Uma relação amorosa é por natureza um compromisso. Uma plataforma que acrescenta algo. A pessoa A tem a sua vida que deve ser suficientemente preenchida para não depender a nenhum nível da pessoa B que deve ter o mesmo procedimento. Depois existe um espaço de relação que é um espaço de liberdade. Claro, de confiança e de respeito. Mas um espaço de liberdade. Que começa, acaba quando uma das partes quer. E que tem entendimentos, espaços e procedimentos que ambas as pessoas concordam – e que podem mudar ao longo do tempo. Se determinada pessoa toma a sua decisão – livre – de ter uma relação sexual com uma terceira pessoa cabe ao outro parceiro tomar uma de duas decisões: Continuar na relação ou terminar a relação. Não legitima por um segundo a violência.

 

E sobre isto introduzir um último tópico: As relações sexuais no contexto de um namoro ou de um casamento também não são obrigatórias.

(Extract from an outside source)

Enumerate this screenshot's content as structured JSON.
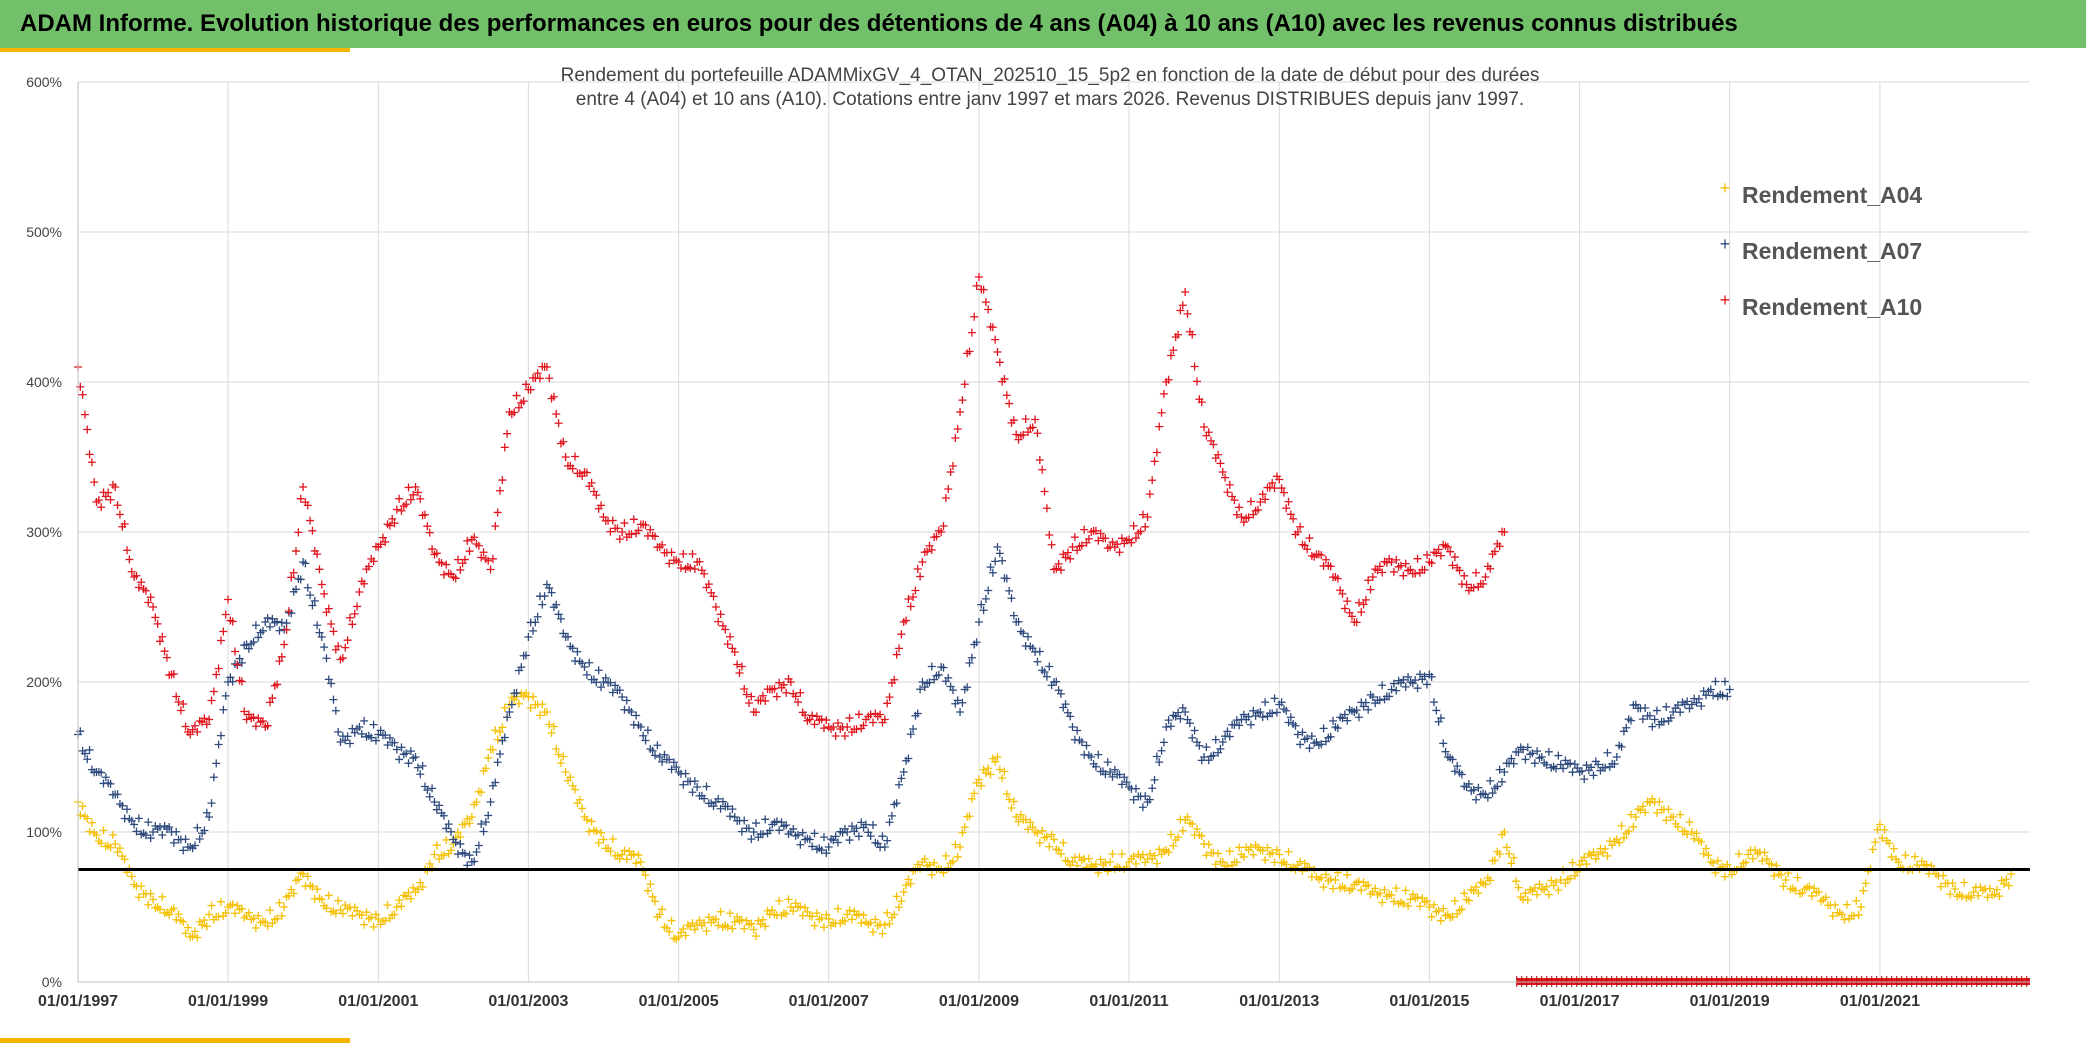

Nem a frequência, nem a intensidade, nem a diversidade. Forçar uma relação sexual num contexto de namoro é crime: Chama-se violação.

 

As pessoas deveriam parar com a ideia obcecada e quase ditatorial com que observam as relações. Talvez se compreendessem um pouco mais essa ideia nos poupássemos enquanto sociedade a crimes gravíssimos como o decidido por este Tribunal. E, ato contínuo, nos pouparíamos a sentenças – e sobretudo aos fundamentos que motivam a sentença – absolutamente inacreditáveis como aqueles que agora foram trazidos a lume.